Bugün lisedeki en sevdiğim hocam, "EVET! Artık göğe bakabiliriz." diyerek evlendi, diğer çok sevdiğim hocamla. Diğer çok sevdiğim hocam beni tanımaz, çünkü maalesef hiçbir zaman onun dersini alamamıştım. Ama benim sevgimi çoktan Hakan Günday'ın hocası olmasıyla, ablamın en sevdiğim ve uğurlu sayısı kök 13 olan çok yakın arkadaşının onu çok seviyor olmasının haklı bir nedeni olduğunu düşünmemle ve küçükken arkadaşımla yazdığımız tiyatro sahnesine bir tek onun, hocamız olmamasına rağmen ilgili bir şekilde yaklaşmasıyla kazanmıştı. O yüzden onu da çok severim. Ve bu yüzden en çok sevdiğim hocam, bence tam çok sevdiğim hocama göre olmuş!

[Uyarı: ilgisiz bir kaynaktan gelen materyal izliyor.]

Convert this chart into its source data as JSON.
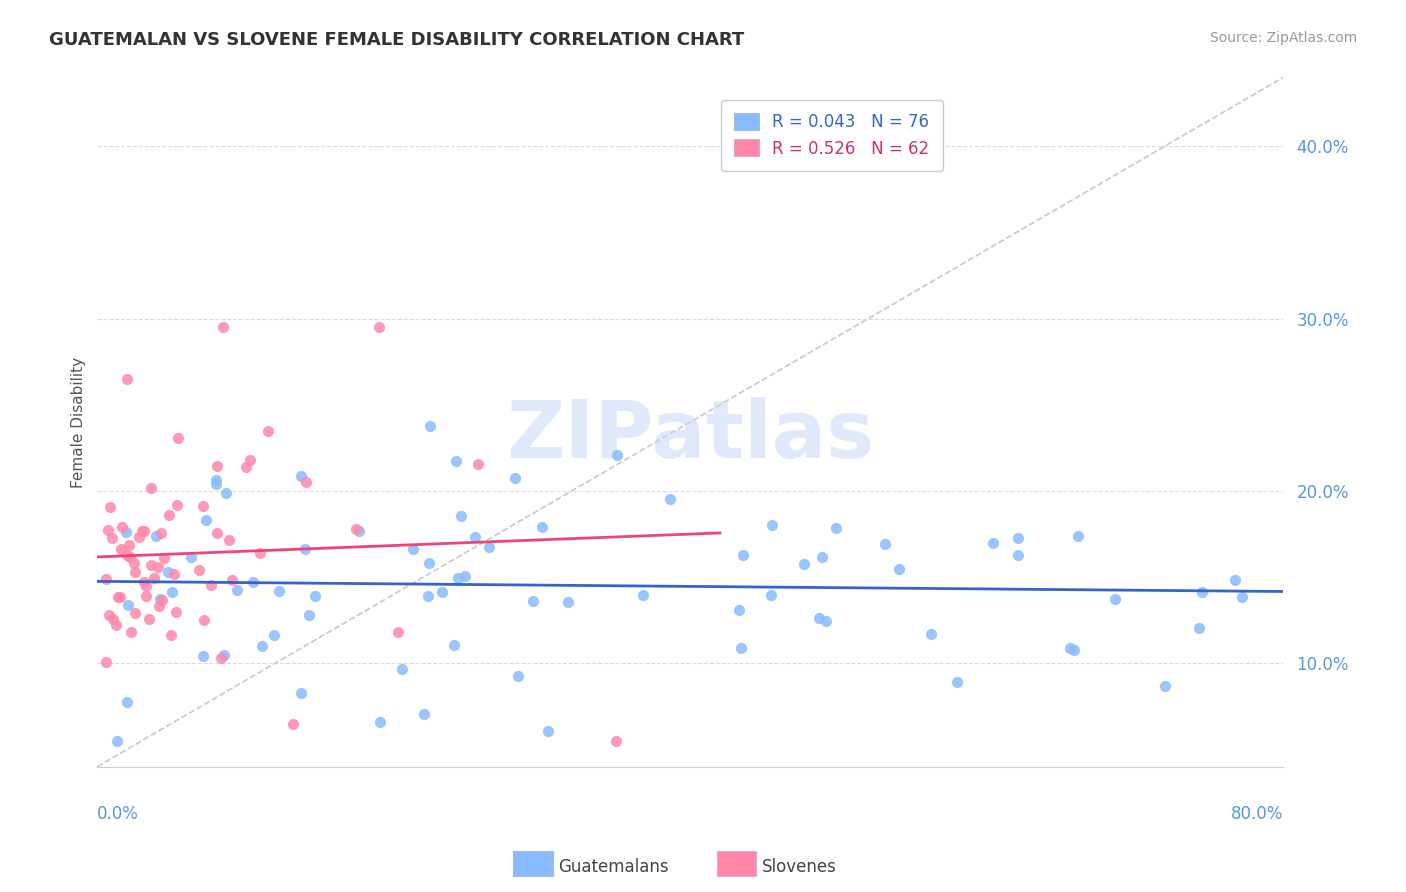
{
  "title": "GUATEMALAN VS SLOVENE FEMALE DISABILITY CORRELATION CHART",
  "source": "Source: ZipAtlas.com",
  "ylabel": "Female Disability",
  "yticklabels": [
    "10.0%",
    "20.0%",
    "30.0%",
    "40.0%"
  ],
  "yticks": [
    0.1,
    0.2,
    0.3,
    0.4
  ],
  "xlim": [
    0.0,
    0.8
  ],
  "ylim": [
    0.04,
    0.44
  ],
  "watermark": "ZIPatlas",
  "legend_labels": [
    "R = 0.043   N = 76",
    "R = 0.526   N = 62"
  ],
  "guatemalan_color": "#88bbff",
  "slovene_color": "#ff88aa",
  "guatemalan_trend_color": "#3366cc",
  "slovene_trend_color": "#ee4477",
  "background_color": "#ffffff",
  "grid_color": "#cccccc",
  "title_color": "#333333",
  "axis_label_color": "#555555",
  "tick_color": "#5599dd",
  "legend_text_color_1": "#3366cc",
  "legend_text_color_2": "#cc3366",
  "bottom_legend_color": "#444444"
}
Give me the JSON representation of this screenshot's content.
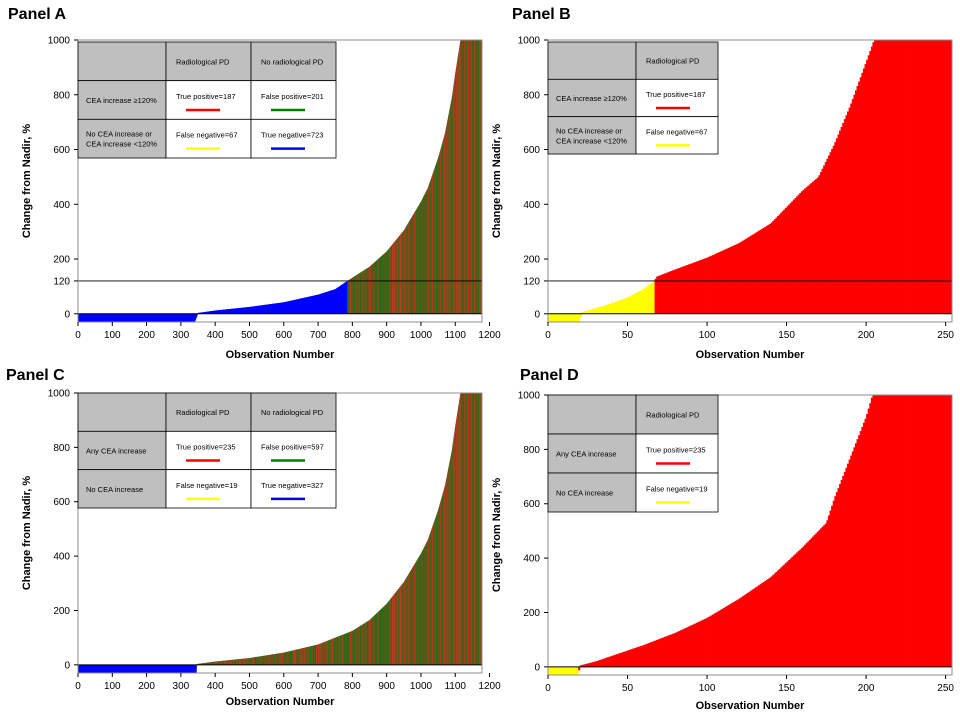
{
  "panels": [
    {
      "id": "A",
      "label": "Panel A",
      "table": {
        "col_headers": [
          "Radiological PD",
          "No radiological PD"
        ],
        "rows": [
          {
            "header_lines": [
              "CEA increase ≥120%"
            ],
            "cells": [
              {
                "text": "True positive=187",
                "color": "#ff0000"
              },
              {
                "text": "False positive=201",
                "color": "#008000"
              }
            ]
          },
          {
            "header_lines": [
              "No CEA increase or",
              "CEA increase <120%"
            ],
            "cells": [
              {
                "text": "False negative=67",
                "color": "#ffff00"
              },
              {
                "text": "True negative=723",
                "color": "#0000ff"
              }
            ]
          }
        ]
      }
    },
    {
      "id": "B",
      "label": "Panel B",
      "table": {
        "col_headers": [
          "Radiological PD"
        ],
        "rows": [
          {
            "header_lines": [
              "CEA increase ≥120%"
            ],
            "cells": [
              {
                "text": "True positive=187",
                "color": "#ff0000"
              }
            ]
          },
          {
            "header_lines": [
              "No CEA increase or",
              "CEA increase <120%"
            ],
            "cells": [
              {
                "text": "False negative=67",
                "color": "#ffff00"
              }
            ]
          }
        ]
      }
    },
    {
      "id": "C",
      "label": "Panel C",
      "table": {
        "col_headers": [
          "Radiological PD",
          "No radiological PD"
        ],
        "rows": [
          {
            "header_lines": [
              "Any CEA increase"
            ],
            "cells": [
              {
                "text": "True positive=235",
                "color": "#ff0000"
              },
              {
                "text": "False positive=597",
                "color": "#008000"
              }
            ]
          },
          {
            "header_lines": [
              "No CEA increase"
            ],
            "cells": [
              {
                "text": "False negative=19",
                "color": "#ffff00"
              },
              {
                "text": "True negative=327",
                "color": "#0000ff"
              }
            ]
          }
        ]
      }
    },
    {
      "id": "D",
      "label": "Panel D",
      "table": {
        "col_headers": [
          "Radiological PD"
        ],
        "rows": [
          {
            "header_lines": [
              "Any CEA increase"
            ],
            "cells": [
              {
                "text": "True positive=235",
                "color": "#ff0000"
              }
            ]
          },
          {
            "header_lines": [
              "No CEA increase"
            ],
            "cells": [
              {
                "text": "False negative=19",
                "color": "#ffff00"
              }
            ]
          }
        ]
      }
    }
  ],
  "chart_data": [
    {
      "panel": "A",
      "type": "bar",
      "xlabel": "Observation Number",
      "ylabel": "Change from Nadir, %",
      "xlim": [
        0,
        1178
      ],
      "ylim": [
        -30,
        1000
      ],
      "xticks": [
        0,
        100,
        200,
        300,
        400,
        500,
        600,
        700,
        800,
        900,
        1000,
        1100,
        1200
      ],
      "yticks": [
        0,
        120,
        200,
        400,
        600,
        800,
        1000
      ],
      "reference_line": 120,
      "total_observations": 1178,
      "curve": {
        "x": [
          0,
          340,
          350,
          400,
          500,
          600,
          700,
          750,
          785,
          800,
          850,
          900,
          950,
          1000,
          1020,
          1050,
          1070,
          1090,
          1100,
          1110,
          1115,
          1120,
          1178
        ],
        "y": [
          -30,
          -30,
          3,
          12,
          25,
          42,
          70,
          90,
          120,
          132,
          172,
          228,
          305,
          410,
          460,
          570,
          660,
          790,
          880,
          960,
          1000,
          1000,
          1000
        ]
      },
      "segments": [
        {
          "from": 0,
          "to": 345,
          "category": "true_negative",
          "color": "#0000ff"
        },
        {
          "from": 345,
          "to": 785,
          "category": "true_negative",
          "color": "#0000ff"
        },
        {
          "from": 785,
          "to": 1178,
          "category": "mixed_true_false_positive",
          "colors": [
            "#2f6a17",
            "#b83a1f"
          ]
        }
      ]
    },
    {
      "panel": "B",
      "type": "bar",
      "xlabel": "Observation Number",
      "ylabel": "Change from Nadir, %",
      "xlim": [
        0,
        254
      ],
      "ylim": [
        -30,
        1000
      ],
      "xticks": [
        0,
        50,
        100,
        150,
        200,
        250
      ],
      "yticks": [
        0,
        120,
        200,
        400,
        600,
        800,
        1000
      ],
      "reference_line": 120,
      "total_observations": 254,
      "curve": {
        "x": [
          0,
          20,
          21,
          30,
          40,
          50,
          60,
          67,
          68,
          80,
          100,
          120,
          140,
          160,
          170,
          180,
          190,
          200,
          205,
          254
        ],
        "y": [
          -30,
          -30,
          6,
          20,
          38,
          60,
          90,
          120,
          135,
          162,
          205,
          258,
          330,
          450,
          500,
          620,
          760,
          920,
          1000,
          1000
        ]
      },
      "segments": [
        {
          "from": 0,
          "to": 67,
          "category": "false_negative",
          "color": "#ffff00"
        },
        {
          "from": 67,
          "to": 254,
          "category": "true_positive",
          "color": "#ff0000"
        }
      ]
    },
    {
      "panel": "C",
      "type": "bar",
      "xlabel": "Observation Number",
      "ylabel": "Change from Nadir, %",
      "xlim": [
        0,
        1178
      ],
      "ylim": [
        -30,
        1000
      ],
      "xticks": [
        0,
        100,
        200,
        300,
        400,
        500,
        600,
        700,
        800,
        900,
        1000,
        1100,
        1200
      ],
      "yticks": [
        0,
        200,
        400,
        600,
        800,
        1000
      ],
      "reference_line": null,
      "total_observations": 1178,
      "curve": {
        "x": [
          0,
          345,
          346,
          400,
          500,
          600,
          700,
          800,
          850,
          900,
          950,
          1000,
          1020,
          1050,
          1070,
          1090,
          1100,
          1110,
          1115,
          1178
        ],
        "y": [
          -30,
          -30,
          3,
          12,
          25,
          45,
          75,
          125,
          165,
          225,
          305,
          410,
          460,
          570,
          660,
          790,
          880,
          960,
          1000,
          1000
        ]
      },
      "segments": [
        {
          "from": 0,
          "to": 345,
          "category": "true_negative",
          "color": "#0000ff"
        },
        {
          "from": 345,
          "to": 1178,
          "category": "mixed_true_false_positive",
          "colors": [
            "#2f6a17",
            "#b83a1f"
          ]
        }
      ]
    },
    {
      "panel": "D",
      "type": "bar",
      "xlabel": "Observation Number",
      "ylabel": "Change from Nadir, %",
      "xlim": [
        0,
        254
      ],
      "ylim": [
        -30,
        1000
      ],
      "xticks": [
        0,
        50,
        100,
        150,
        200,
        250
      ],
      "yticks": [
        0,
        200,
        400,
        600,
        800,
        1000
      ],
      "reference_line": null,
      "total_observations": 254,
      "curve": {
        "x": [
          0,
          19,
          20,
          30,
          40,
          60,
          80,
          100,
          120,
          140,
          160,
          170,
          175,
          180,
          190,
          200,
          204,
          254
        ],
        "y": [
          -30,
          -30,
          5,
          20,
          40,
          80,
          125,
          180,
          250,
          330,
          440,
          500,
          530,
          620,
          770,
          920,
          1000,
          1000
        ]
      },
      "segments": [
        {
          "from": 0,
          "to": 19,
          "category": "false_negative",
          "color": "#ffff00"
        },
        {
          "from": 19,
          "to": 254,
          "category": "true_positive",
          "color": "#ff0000"
        }
      ]
    }
  ]
}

En çok sevdiğim hocam, bugün birlikte göğe bakacaklarını söyleyince çok heyecanlandım. Gerçi ilk önce "EVET! Artık eve bakabiliriz." dediğini sanmıştım. İhihi dedim yanımdakine, tabii evlenmek, ev almak filan. söz oyunları. tam onlara göre. Ama aslında evlenirken en çok sevdiğim şiirin, en çok sevdiğim kısmını söylediğini öğrenince ellerimi yanaklarıma koyup, "aaaay ama ayy çok güzelmiiş, ay çok heyecanlı!" diye bağırıp, sarılma sırasının bana gelmesini bekledim.
Sonra otobüse bindiğimde -otobüste çok acayip şeyler düşünürüm- uzun zamandır durağa uğramadığım için göğe bakmadığımı düşündüm. Üstelik bulutlar en sevdiğim mevsimlerindeler! Ayrıca ben göğe evlendikten önce de, sonra da, evlenmeden de, her zaman bakmak isterim. O yüzden durağa daha çok uğramam lazım. Bunları düşündüm. Zaten en çok sevdiğim hocam, yıllar önce bana elinde kocamaan bi yüzükle sarıldığında, "Yaz Betül, tamam mı, bırakma yazmayı." demişti. Şimdi ben nasıl durağa uğramam?
Bir de bugün benim doğum günümdü. Bugünkü dileğim; en çok sevdiğim hocamla, çok sevdiğim hocam her zaman çok mutlu olsunlar! Hüf!